Machtvertikale und Solidaritätshorizontale
Der Staat und der Protest in Hrodna 2020
Abstract in English
Abstract
Auch in Hrodna kam es am 10. August 2020 zu spontanen Protesten gegen Wahlfälschung. Hunderte Menschen wurden verhaftet. Das Ziel der Machtvertikale in Minsk, so die Lage unter Kontrolle zu bringen, scheiterte. Der Protest nahm zu, und die Stadtverwaltung von Hrodna ging eigene Wege. Sie gestattete Kundgebungen und kündigte die Freilassung der Gefangenen an.

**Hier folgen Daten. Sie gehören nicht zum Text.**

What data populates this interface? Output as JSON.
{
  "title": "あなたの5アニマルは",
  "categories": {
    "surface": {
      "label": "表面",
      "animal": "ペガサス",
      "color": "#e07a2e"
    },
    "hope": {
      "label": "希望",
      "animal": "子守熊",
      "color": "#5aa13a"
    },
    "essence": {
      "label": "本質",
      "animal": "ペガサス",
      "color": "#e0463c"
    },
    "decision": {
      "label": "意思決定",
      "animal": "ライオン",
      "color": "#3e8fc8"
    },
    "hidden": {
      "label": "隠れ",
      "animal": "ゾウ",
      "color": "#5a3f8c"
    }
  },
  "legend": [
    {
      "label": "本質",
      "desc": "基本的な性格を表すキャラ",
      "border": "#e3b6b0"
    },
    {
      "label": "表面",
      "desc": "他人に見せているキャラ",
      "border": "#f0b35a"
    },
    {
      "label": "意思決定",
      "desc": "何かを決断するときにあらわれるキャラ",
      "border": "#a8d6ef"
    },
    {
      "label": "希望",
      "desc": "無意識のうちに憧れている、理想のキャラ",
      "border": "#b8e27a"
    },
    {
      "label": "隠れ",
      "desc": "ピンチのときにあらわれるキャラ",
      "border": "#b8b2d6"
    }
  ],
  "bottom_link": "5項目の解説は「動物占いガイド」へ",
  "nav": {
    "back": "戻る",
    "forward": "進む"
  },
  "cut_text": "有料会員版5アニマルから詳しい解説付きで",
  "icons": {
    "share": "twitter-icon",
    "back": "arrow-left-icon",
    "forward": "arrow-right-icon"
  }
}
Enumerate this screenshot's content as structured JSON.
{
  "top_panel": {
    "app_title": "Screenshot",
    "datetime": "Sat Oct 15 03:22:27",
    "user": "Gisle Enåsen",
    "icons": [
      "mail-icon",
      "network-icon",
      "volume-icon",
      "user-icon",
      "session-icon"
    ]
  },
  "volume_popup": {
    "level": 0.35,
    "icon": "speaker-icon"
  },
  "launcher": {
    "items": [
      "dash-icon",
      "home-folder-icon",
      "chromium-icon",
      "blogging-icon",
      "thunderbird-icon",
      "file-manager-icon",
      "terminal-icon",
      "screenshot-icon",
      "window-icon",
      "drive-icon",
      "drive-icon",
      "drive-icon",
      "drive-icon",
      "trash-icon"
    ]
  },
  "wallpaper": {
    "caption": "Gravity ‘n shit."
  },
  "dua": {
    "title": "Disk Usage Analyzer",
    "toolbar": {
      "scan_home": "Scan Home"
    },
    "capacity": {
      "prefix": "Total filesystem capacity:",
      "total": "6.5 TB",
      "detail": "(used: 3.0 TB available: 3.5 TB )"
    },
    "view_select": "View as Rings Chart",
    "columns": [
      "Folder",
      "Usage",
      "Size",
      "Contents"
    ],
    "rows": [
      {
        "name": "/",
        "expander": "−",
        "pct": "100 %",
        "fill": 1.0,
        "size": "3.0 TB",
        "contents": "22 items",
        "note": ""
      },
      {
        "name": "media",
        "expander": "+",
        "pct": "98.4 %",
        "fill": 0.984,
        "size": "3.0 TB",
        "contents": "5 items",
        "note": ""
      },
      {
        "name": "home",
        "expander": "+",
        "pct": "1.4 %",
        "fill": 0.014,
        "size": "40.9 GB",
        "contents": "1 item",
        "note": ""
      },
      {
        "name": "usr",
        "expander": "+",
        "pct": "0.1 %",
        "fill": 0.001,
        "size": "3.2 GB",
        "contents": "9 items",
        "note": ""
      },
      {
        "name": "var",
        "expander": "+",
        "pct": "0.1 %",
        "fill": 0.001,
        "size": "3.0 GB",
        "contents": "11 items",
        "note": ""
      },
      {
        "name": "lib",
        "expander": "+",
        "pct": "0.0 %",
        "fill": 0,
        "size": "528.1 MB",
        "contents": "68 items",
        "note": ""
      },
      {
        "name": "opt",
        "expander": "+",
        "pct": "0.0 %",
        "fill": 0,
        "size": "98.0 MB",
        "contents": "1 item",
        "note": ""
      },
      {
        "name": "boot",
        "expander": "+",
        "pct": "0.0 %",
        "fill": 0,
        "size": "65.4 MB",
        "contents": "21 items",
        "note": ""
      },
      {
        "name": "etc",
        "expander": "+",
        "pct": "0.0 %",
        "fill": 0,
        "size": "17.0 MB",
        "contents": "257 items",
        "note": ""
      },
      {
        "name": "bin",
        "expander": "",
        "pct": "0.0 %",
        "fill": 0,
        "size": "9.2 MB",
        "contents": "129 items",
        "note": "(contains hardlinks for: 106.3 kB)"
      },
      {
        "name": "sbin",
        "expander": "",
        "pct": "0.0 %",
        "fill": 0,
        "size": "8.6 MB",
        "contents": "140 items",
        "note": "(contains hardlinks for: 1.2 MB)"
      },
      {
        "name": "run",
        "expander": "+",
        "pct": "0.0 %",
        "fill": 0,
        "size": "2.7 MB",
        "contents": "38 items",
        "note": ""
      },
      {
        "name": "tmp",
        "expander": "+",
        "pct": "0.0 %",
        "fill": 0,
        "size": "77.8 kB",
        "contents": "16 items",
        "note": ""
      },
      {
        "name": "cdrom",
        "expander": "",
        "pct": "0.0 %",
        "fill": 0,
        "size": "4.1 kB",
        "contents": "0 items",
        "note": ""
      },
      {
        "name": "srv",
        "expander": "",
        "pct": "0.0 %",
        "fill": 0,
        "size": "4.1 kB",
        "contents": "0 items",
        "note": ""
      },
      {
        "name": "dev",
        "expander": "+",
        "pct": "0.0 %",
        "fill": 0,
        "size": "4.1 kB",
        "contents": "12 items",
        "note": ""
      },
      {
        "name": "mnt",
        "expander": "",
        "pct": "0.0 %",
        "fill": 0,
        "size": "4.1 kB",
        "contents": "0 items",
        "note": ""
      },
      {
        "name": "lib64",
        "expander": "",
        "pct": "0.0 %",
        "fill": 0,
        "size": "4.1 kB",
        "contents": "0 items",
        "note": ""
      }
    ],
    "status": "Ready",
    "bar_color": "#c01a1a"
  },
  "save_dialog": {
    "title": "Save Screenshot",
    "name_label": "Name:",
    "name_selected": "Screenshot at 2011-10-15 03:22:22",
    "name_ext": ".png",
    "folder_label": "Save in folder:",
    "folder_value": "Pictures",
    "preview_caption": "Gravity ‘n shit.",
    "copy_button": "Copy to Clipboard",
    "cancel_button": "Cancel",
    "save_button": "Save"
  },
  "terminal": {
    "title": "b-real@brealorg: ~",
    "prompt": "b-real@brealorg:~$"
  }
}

Sie vertraute den Repräsentanten der Protestbewegung und traf mit ihnen organisatorische Absprachen. Zu diesem Vertrauen trug bei, dass sich an den Protesten Arbeiter aus den staatlichen Großbetrieben der Stadt sowie Repräsentanten religiöser Gruppen beteiligten. Das stärkte die gesellschaftliche „Solidaritätshorizontale“ gegen die Staatsgewalt. Nach vier Tagen griff Minsk ein: die Verwaltungsspitze Hrodna wurde abgelöst, die Machtvertikale setze sich durch.